Carla Bley/Andy Sheppard/Steve Swallow - Life Goes On
C
ECM/Newartsinternational
En évoquant le nom de Carla Bley, on pense immanquablement à la compositrice de « Escalator over the Hill » qu’elle interpréta avec le « Jazz Composer’s Orchestra » qu’elle créa avec son ami Mike Mantler, une musique mêlant musiciens de jazz, de rock et de musique du monde, un sorte de miroir des styles de la pianiste-compositrice.
Elle travaille aussi comme à l’arrangement du disque « Liberation Music Orchestra » de Charlie Haden qui affiche l’engagement politique de Haden tout autant que de Bley. Cinquante ans plus tard, Carla est toujours là, à la composition et au clavier, mais aussi comme on va le voir, fidèle à ses opinions. Steve Swallow, Andy Sheppard forment depuis plus de vingt-cinq ans un trio qu’on pourrait définir comme inclassable, si ce n’est qu’il porte bien la marque de la pianiste: ce nouvel album est donc bien du Bley pur jus.
Enregistré à l’Auditorio Stelio Molo Studio de Lugano, sous l’œil attentif de Manfred Eicher, ce nouvel album ne comporte que des compositions originales qui se divisent en trois « suites » : la première « Life Goes On » est une sorte de clin d’œil à la longue collaboration qui unit Bley, Swallow et Sheppard, avec les accents bluesy du piano en ouverture, les épisodes plus mélancoliques au centre de l’œuvre et une claire vision d’espérance en fin du quatrième volet.

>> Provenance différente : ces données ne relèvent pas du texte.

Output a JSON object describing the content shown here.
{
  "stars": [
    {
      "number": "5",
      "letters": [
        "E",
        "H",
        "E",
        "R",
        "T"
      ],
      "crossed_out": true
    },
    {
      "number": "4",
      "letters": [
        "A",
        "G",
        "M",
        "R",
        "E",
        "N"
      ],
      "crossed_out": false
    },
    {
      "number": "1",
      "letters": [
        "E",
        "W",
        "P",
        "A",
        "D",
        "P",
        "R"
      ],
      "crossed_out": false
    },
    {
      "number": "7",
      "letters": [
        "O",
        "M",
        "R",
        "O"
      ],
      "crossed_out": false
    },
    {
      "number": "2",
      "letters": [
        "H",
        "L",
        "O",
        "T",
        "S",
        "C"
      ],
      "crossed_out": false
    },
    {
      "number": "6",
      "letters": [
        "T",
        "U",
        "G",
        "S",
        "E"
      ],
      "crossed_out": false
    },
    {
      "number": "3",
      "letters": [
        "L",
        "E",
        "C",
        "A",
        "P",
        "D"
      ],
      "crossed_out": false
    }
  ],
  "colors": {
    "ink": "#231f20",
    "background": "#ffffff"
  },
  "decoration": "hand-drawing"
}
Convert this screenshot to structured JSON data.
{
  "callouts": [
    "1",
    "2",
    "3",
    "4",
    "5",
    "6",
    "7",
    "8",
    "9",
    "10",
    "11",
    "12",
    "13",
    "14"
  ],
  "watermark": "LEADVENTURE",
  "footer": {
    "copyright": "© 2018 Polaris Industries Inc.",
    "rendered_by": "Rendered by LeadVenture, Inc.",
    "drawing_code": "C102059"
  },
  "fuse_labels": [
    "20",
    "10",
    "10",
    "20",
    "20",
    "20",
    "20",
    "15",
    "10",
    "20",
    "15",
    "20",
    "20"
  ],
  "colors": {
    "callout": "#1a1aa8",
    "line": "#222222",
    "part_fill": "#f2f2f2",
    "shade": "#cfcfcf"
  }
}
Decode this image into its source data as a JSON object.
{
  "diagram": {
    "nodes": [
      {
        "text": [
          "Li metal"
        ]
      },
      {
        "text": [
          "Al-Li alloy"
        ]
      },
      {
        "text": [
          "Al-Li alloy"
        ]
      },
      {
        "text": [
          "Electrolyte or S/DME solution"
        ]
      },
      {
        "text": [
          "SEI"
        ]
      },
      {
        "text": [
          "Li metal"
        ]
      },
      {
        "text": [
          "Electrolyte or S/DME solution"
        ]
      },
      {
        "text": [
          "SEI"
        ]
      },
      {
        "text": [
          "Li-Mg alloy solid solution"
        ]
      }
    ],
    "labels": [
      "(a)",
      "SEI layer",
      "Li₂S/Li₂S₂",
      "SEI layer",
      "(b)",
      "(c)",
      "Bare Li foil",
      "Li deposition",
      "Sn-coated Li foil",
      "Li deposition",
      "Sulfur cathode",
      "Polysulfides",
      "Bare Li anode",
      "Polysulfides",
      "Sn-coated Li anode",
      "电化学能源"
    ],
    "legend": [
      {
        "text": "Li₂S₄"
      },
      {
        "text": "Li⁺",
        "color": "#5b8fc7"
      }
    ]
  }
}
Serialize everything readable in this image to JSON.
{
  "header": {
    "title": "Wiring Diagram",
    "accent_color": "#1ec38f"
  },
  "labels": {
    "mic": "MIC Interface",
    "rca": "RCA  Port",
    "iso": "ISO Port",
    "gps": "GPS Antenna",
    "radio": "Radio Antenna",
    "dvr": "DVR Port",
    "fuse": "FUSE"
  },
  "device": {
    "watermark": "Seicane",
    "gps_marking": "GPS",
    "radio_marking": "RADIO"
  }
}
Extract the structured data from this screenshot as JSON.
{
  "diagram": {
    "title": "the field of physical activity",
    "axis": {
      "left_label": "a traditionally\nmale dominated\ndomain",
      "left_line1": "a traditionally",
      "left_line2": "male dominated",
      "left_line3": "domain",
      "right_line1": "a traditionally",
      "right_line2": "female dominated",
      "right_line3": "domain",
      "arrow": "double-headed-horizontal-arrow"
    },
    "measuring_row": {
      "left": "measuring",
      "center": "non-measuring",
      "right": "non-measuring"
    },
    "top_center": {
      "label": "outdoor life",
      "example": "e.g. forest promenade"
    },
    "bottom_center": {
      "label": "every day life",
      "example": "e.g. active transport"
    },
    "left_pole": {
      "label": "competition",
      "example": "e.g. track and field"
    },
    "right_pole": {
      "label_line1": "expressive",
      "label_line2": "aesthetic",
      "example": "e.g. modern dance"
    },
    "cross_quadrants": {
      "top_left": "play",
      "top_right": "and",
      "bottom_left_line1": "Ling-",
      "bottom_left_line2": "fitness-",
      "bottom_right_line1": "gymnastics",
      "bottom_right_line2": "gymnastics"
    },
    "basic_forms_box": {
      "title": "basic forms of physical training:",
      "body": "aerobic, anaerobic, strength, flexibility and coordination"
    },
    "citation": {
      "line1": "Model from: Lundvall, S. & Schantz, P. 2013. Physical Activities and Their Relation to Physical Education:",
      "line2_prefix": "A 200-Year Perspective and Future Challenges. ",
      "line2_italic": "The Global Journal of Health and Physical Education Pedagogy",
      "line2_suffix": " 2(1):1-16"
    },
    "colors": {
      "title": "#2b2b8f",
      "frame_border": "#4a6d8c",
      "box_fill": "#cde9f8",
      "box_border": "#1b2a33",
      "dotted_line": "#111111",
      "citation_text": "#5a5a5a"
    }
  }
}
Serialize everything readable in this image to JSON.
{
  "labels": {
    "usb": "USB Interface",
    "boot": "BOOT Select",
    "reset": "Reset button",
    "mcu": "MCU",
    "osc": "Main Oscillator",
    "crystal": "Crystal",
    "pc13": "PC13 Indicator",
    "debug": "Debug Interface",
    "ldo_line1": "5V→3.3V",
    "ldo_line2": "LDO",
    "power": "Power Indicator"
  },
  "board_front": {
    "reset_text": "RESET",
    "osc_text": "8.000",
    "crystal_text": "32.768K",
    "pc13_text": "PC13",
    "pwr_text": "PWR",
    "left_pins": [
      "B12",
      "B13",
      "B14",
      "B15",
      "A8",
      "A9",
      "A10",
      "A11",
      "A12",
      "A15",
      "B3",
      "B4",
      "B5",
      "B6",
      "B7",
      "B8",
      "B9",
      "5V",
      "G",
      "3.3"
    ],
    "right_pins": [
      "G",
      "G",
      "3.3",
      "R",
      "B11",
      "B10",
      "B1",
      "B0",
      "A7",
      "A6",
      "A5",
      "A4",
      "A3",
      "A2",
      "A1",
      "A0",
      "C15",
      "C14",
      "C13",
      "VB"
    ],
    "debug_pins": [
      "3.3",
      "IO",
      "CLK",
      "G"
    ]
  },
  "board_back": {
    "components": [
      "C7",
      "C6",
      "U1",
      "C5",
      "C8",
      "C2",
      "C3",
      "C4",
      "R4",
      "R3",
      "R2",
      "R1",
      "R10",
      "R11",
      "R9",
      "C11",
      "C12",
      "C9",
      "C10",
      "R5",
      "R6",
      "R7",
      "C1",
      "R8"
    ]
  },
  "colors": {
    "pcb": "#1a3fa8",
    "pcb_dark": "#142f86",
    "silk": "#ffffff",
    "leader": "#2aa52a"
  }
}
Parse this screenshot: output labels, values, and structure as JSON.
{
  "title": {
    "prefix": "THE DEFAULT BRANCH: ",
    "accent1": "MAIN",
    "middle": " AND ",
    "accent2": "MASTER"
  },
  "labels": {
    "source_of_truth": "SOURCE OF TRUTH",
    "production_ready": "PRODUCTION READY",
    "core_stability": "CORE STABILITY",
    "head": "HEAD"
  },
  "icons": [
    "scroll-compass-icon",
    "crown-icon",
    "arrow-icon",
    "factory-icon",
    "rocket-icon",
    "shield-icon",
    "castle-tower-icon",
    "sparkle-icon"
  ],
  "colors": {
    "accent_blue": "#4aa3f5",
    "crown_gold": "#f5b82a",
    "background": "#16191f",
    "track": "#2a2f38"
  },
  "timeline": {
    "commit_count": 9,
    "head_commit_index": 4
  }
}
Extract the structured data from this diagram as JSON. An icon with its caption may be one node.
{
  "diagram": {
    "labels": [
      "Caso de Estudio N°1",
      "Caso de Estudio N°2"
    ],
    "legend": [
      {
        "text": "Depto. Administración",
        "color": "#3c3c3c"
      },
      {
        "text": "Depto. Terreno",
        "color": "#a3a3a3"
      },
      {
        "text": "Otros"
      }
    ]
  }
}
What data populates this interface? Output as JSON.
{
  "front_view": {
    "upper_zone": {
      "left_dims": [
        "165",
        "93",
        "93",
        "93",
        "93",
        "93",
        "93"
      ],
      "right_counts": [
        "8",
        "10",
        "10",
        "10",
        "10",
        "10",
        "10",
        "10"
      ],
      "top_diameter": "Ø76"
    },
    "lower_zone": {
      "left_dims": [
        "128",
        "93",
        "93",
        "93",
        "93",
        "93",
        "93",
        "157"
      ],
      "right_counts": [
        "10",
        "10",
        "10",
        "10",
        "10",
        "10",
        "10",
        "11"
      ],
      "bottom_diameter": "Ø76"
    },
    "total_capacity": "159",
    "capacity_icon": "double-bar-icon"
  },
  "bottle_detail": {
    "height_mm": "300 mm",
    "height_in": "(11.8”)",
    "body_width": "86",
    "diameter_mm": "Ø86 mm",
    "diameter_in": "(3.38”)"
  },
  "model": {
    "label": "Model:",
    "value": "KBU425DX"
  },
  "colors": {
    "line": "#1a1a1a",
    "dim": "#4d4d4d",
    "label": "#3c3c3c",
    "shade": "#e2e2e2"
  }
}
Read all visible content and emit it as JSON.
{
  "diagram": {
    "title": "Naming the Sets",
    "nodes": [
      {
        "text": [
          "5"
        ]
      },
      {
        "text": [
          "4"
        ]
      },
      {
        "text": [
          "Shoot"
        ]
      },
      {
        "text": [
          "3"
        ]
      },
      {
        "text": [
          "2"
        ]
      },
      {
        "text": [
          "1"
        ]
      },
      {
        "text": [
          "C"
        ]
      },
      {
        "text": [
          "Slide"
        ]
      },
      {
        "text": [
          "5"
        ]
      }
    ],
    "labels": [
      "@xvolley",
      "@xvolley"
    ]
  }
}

Plus de cinquante après le premier « Liberation Music Orchestra », on retrouve toute l’ironie de Carla Bley dans le titre de la deuxième suite de l’album : « Beautiful Telephones » est inspiré par les premiers mots de Donald Trump lors de son entrée dans le bureau ovale de la Maison Blanche… « Copycat » constitue en un trialogue permanent entre piano, basse et sax. Si Carla Bley n’ a jamais été une des grandes virtuoses du clavier, son style très personnel fait de tradition – le blues est sous-entendu dans tout l’album – de phrases pleines d’humour et d’ironie, de phrasés monkiens, d’influences classiques contemporaines font le charme de cet album.
Tout comme l’excellente inspiration de Steve Swallow que je ne me souviens pas avoir entendu aussi en forme. Andy Sheppard aux saxophones ténor et soprano s’amuse à souligner les traits, à disserter avec élégance, à apporter un souffle bienvenu dans ces histoires toutes de la plume de la pianiste. A quatre-vingts ans passés, Carla Bley parvient toujours à nous enchanter.